“How do you feel”, I am often asked. And I answer ‘I’m fine’, because that is what is expected. I think we regularly ask people how they are feeling without ever wanting anything more than a ‘fine’ answer. That would mean opening a real dialogue that perhaps we may not really want to start. So we all ask the question of each other and we all answer ‘fine’ to the question asked of us, irrespective of the veracity of the statement itself.
The truth is, being bi-polar is like having a split personality. It is living a life of chronically fluctuating emotions, not knowing sometimes what each day will bring; in Forest Gumps’ succinct words “life is like a box of chocolates, you’re never sure what you’re gonna get! That’s how it is for me some days. I never know what way I will be when I wake up, or how that day will pan out. Will I be even and relaxed, will I be frantic and slightly mad (my own view of myself), or will I be so down, I don’t even want to get up, preferring instead to just pull the covers back over my head and wait for tomorrow?

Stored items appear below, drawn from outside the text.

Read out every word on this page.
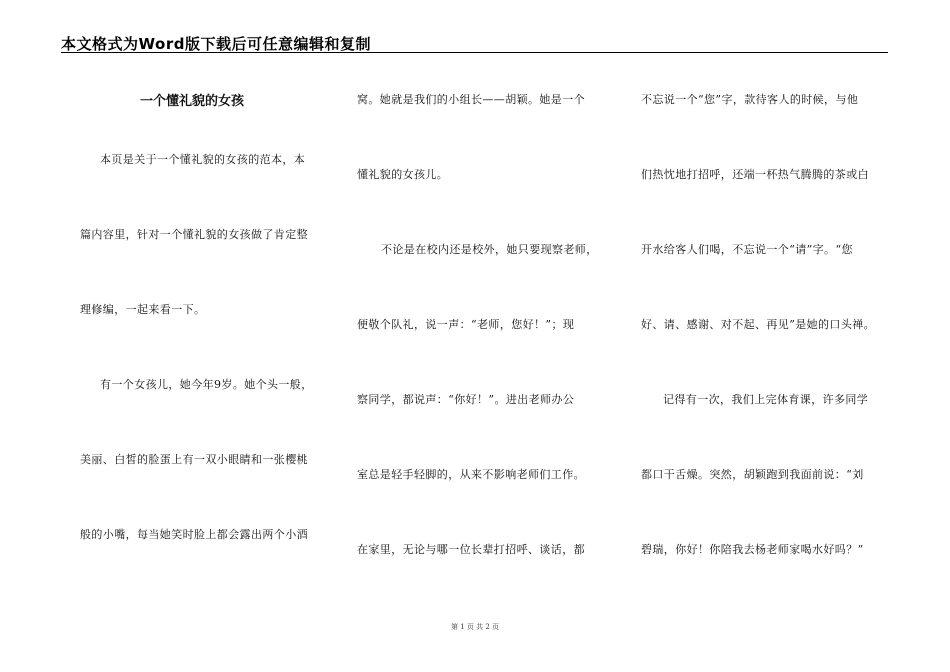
本文格式为Word版下载后可任意编辑和复制
一个懂礼貌的女孩
本页是关于一个懂礼貌的女孩的范本，本
篇内容里，针对一个懂礼貌的女孩做了肯定整
理修编，一起来看一下。
有一个女孩儿，她今年9岁。她个头一般，
美丽、白皙的脸蛋上有一双小眼睛和一张樱桃
般的小嘴，每当她笑时脸上都会露出两个小酒
窝。她就是我们的小组长——胡颖。她是一个
懂礼貌的女孩儿。
不论是在校内还是校外，她只要现察老师，
便敬个队礼，说一声：“老师，您好！”；现
察同学，都说声：“你好！”。进出老师办公
室总是轻手轻脚的，从来不影响老师们工作。
在家里，无论与哪一位长辈打招呼、谈话，都
不忘说一个“您”字，款待客人的时候，与他
们热忱地打招呼，还端一杯热气腾腾的茶或白
开水给客人们喝，不忘说一个“请”字。“您
好、请、感谢、对不起、再见”是她的口头禅。
记得有一次，我们上完体育课，许多同学
都口干舌燥。突然，胡颖跑到我面前说：“刘
碧瑞，你好！你陪我去杨老师家喝水好吗？”
第 1 页 共 2 页
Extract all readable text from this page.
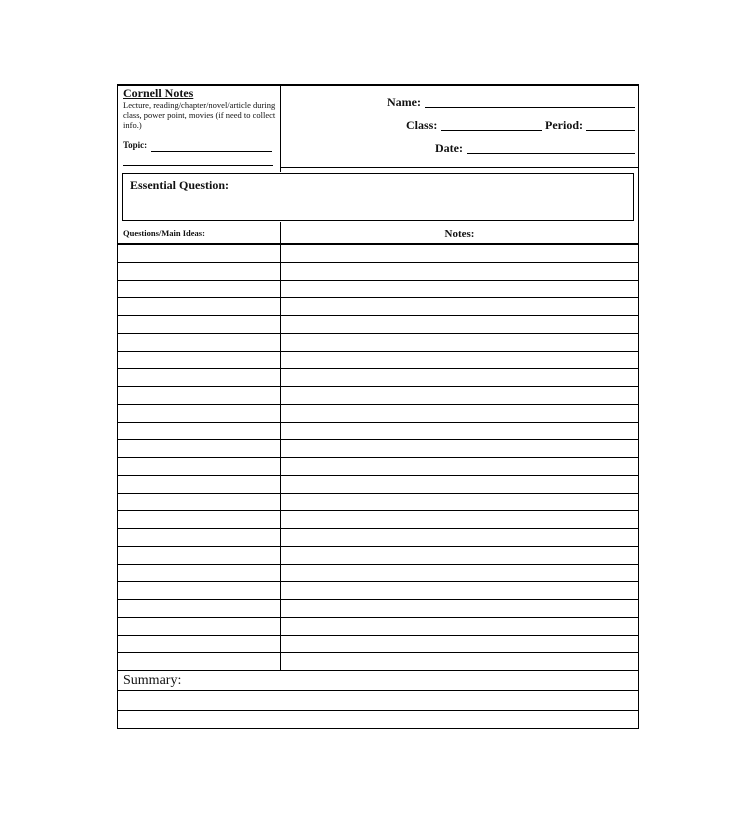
Cornell Notes
Lecture, reading/chapter/novel/article during class, power point, movies (if need to collect info.)
Topic:
Name:
Class:	Period:
Date:
Essential Question:
Questions/Main Ideas:	Notes:
Summary:
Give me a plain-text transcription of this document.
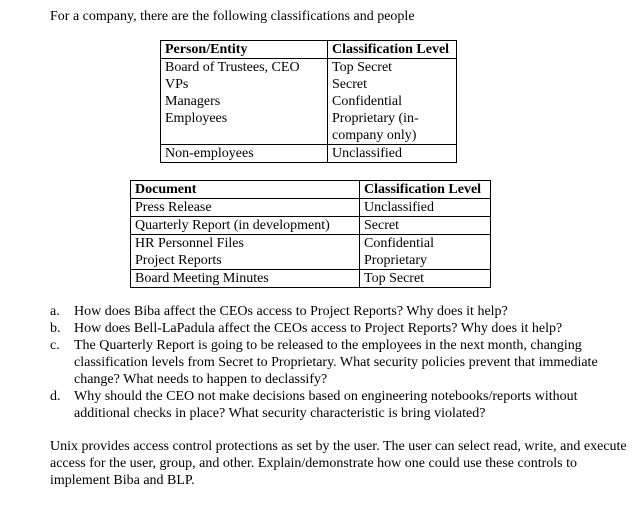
For a company, there are the following classifications and people
Person/Entity	Classification Level
Board of Trustees, CEO	Top Secret
VPs	Secret
Managers	Confidential
Employees	Proprietary (in-company only)
Non-employees	Unclassified
Document	Classification Level
Press Release	Unclassified
Quarterly Report (in development)	Secret
HR Personnel Files	Confidential
Project Reports	Proprietary
Board Meeting Minutes	Top Secret
a.	How does Biba affect the CEOs access to Project Reports? Why does it help?
b. How does Bell-LaPadula affect the CEOs access to Project Reports? Why does it help?
c.	The Quarterly Report is going to be released to the employees in the next month, changing classification levels from Secret to Proprietary. What security policies prevent that immediate change? What needs to happen to declassify?
d. Why should the CEO not make decisions based on engineering notebooks/reports without additional checks in place? What security characteristic is bring violated?
Unix provides access control protections as set by the user. The user can select read, write, and execute access for the user, group, and other. Explain/demonstrate how one could use these controls to implement Biba and BLP.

Even with my meds, I swing; they are not as ‘violently oscillating’ as they would be were I not medicated at all, but it is still discernable if I look hard enough – yet manageable most of the time.
I suppose what I have learned most of all over the last two decades is that because of my being a rapid cycler, the mood high or low doesn’t last too long, so I just roll with it, as best I can. Normally that is good enough, but sometimes it’s not.
The last eight months are a case in point. It’s been eight months since I was diagnosed with depression, but according to Dr ‘PC’ , (who is my savior for sure), the bout of unrelated standalone depression has started my bi-polar swinging again. So that is what I have been feeling in the last few weeks (aside from and as well as the depression).
This seesaw of emotions, from high to low, from angry to sad, from morose to manic is the result. I can’t remember the last time I felt this unbalanced. But looking back at my blogs of even just the last two months, it is quite easy to see the swings.
I’ve said it before, to live with anyone struggling with a mental illness must take some kind of amazingness! To live ‘with it’ takes more courage than those who don’t struggle will ever know. To a degree my bipolar defines who I am, because it takes so much strength just to be an active and ‘normal’ member of society. To a degree I am the ‘me’ I am in spite of and because of my bi-polar. I often wonder what type of person I would be if I didn’t struggle with this illness. What would I have accomplished without the highs and lows that have plagued my life? What type of mother would I have been, were it not for the highs and lows? What type of wife would I have been, without hubby having to deal with a manic depressive half the time? But what ifs’ serve no purpose other than to make me feel a failure and I am not a failure. I may be Dr Jekyll and then Mrs Hyde from month to month or time to time, but my struggle has left me very aware of my own and others’ feelings as a result. I am in touch with them in a way those who don’t deal with a mental illness perhaps are not. That is because I have to be. I have to be vigilant, ever watchful of any excess and because of that, I can recognize in others, their emotions. It makes me very empathic and that empathy has helped me in my life in more ways than it has hurt me. But it is a high price to pay for empathy. So where there is disadvantage, there is also advantage. Welcome to the world of the bi-polar. Welcome to the world of Jekyll and Hyde; welcome to my world.